I guess you are talking about the Schrödinger equation written in terms of the density matrix, which isnaima said:I found the law for them it is ##\rho ^{'} = [H,\rho]##
The density matrix formalism is simply an extension of the wave function that allows to treat mixed states. When it is not necessary to deal with mixed states, physicists will, in the majority of cases, work with the wave function (or state vectors). Density matrices are not "the way."naima said:Is it possible to avoid the amplitudes in the calculations but to use density matrices.
it is the way
DrClaude said:I don't see why you say that it is more straightforward to use the density matrix instead of the wave function.
naima said:Density matrices have many intellectual advantages:
Orodruin said:But density matrices do add something new, the possibility of taking effects of decoherence into account in the evolution of the states.

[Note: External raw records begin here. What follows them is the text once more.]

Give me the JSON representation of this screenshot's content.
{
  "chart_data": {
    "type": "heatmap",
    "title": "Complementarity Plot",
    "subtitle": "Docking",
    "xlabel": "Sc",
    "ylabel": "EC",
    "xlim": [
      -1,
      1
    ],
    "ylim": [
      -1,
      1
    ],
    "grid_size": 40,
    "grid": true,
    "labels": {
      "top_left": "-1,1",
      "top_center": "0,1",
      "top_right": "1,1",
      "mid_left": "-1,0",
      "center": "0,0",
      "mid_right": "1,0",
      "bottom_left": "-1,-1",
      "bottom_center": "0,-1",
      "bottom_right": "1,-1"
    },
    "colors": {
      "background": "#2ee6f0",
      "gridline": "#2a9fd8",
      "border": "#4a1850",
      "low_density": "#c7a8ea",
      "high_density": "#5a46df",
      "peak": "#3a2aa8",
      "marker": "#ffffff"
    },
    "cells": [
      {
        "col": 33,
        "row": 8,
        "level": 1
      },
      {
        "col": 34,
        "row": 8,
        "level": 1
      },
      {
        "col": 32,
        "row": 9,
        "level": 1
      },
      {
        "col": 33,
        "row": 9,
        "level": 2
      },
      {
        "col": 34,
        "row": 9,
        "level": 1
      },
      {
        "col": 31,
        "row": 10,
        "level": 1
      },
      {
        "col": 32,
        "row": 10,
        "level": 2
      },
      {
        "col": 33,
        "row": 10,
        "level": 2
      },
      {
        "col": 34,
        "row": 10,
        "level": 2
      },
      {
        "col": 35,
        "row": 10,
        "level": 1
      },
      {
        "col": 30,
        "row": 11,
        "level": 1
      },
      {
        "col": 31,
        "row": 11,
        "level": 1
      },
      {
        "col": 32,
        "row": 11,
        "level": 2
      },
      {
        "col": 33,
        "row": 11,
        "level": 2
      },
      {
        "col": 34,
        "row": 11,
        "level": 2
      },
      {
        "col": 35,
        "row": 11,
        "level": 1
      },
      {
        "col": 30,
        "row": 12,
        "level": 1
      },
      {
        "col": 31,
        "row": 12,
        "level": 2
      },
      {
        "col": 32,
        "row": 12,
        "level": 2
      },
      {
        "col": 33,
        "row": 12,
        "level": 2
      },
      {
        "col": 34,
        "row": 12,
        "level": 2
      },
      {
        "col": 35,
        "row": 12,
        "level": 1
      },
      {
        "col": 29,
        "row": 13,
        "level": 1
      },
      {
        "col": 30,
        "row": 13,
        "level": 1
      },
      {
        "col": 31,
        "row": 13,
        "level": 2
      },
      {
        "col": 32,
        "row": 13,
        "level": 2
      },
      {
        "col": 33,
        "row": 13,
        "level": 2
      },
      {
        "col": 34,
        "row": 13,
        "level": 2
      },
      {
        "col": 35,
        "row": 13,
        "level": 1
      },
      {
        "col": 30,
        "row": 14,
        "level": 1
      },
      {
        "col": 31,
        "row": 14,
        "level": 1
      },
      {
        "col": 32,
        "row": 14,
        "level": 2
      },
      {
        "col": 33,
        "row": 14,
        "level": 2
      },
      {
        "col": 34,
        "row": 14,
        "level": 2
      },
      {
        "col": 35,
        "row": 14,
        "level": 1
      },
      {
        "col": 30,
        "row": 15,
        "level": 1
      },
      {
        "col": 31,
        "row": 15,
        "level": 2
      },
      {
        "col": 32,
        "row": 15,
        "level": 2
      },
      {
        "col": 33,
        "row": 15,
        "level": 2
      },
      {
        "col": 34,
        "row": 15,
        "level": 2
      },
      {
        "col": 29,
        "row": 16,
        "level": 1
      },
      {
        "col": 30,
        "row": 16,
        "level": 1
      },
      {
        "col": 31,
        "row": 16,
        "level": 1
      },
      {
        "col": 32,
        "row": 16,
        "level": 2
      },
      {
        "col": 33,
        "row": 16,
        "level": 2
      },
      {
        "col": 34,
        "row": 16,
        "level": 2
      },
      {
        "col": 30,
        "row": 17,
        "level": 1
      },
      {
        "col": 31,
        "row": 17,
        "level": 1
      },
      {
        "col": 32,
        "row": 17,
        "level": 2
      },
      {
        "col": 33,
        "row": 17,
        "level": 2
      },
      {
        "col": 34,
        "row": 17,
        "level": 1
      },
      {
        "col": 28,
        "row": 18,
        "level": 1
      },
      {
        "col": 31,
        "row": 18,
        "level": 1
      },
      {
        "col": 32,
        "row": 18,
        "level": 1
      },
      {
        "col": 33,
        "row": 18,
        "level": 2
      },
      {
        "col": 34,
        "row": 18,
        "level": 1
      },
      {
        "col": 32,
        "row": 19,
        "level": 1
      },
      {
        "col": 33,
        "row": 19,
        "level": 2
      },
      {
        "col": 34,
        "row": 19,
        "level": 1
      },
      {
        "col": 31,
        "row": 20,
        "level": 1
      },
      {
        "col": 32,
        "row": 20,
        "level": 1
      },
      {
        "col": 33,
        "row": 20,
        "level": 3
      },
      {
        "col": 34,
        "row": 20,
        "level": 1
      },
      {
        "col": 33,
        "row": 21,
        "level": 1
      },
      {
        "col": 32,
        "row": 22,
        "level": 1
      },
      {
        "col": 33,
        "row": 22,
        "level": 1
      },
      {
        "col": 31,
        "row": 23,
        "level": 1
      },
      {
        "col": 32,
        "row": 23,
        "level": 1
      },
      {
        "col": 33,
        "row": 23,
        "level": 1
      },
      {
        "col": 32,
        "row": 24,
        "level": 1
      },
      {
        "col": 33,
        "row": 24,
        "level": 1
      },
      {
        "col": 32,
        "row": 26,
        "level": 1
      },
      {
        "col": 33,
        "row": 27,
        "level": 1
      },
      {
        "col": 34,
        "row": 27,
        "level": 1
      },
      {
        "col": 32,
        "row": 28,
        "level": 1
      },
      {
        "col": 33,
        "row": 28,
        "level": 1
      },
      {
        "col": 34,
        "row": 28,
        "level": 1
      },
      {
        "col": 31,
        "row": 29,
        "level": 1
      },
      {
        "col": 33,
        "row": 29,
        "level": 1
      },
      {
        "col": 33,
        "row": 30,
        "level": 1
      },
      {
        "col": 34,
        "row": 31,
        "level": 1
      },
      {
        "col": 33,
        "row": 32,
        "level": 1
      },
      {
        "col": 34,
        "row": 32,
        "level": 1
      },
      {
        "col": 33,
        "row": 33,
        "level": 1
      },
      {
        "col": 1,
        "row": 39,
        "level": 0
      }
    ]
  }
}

For a pure state without decoherence, it is of course the same - as it should be - and a matter of preference only.
The Schrodinger equation is a mathematical equation that describes the behavior of quantum particles, such as electrons, in a given system. It was developed by Austrian physicist Erwin Schrodinger in 1926 and is a fundamental equation in quantum mechanics.
The Schrodinger equation is used to calculate the probability of finding a quantum particle in a particular state or location. It describes the wave function of a particle, which gives information about its position and momentum. The square of the wave function gives the probability of finding the particle in a specific location.
Yes, the Schrodinger equation is a universal equation that applies to all quantum particles, including electrons, protons, and neutrons. It can also be used to describe the behavior of atoms, molecules, and larger systems.
The Schrodinger equation is a fundamental equation in quantum mechanics and is used to describe the behavior of quantum particles. It allows scientists to make predictions about the behavior of particles in various systems and has led to many advancements in fields such as chemistry, materials science, and electronics.
The Schrodinger equation is a powerful tool for understanding the behavior of quantum particles, but it does have limitations. It cannot be used to describe the behavior of particles moving at speeds close to the speed of light, and it does not take into account the effects of gravity. Additionally, it cannot predict the exact location or momentum of a particle, only the probability of finding it in a certain state.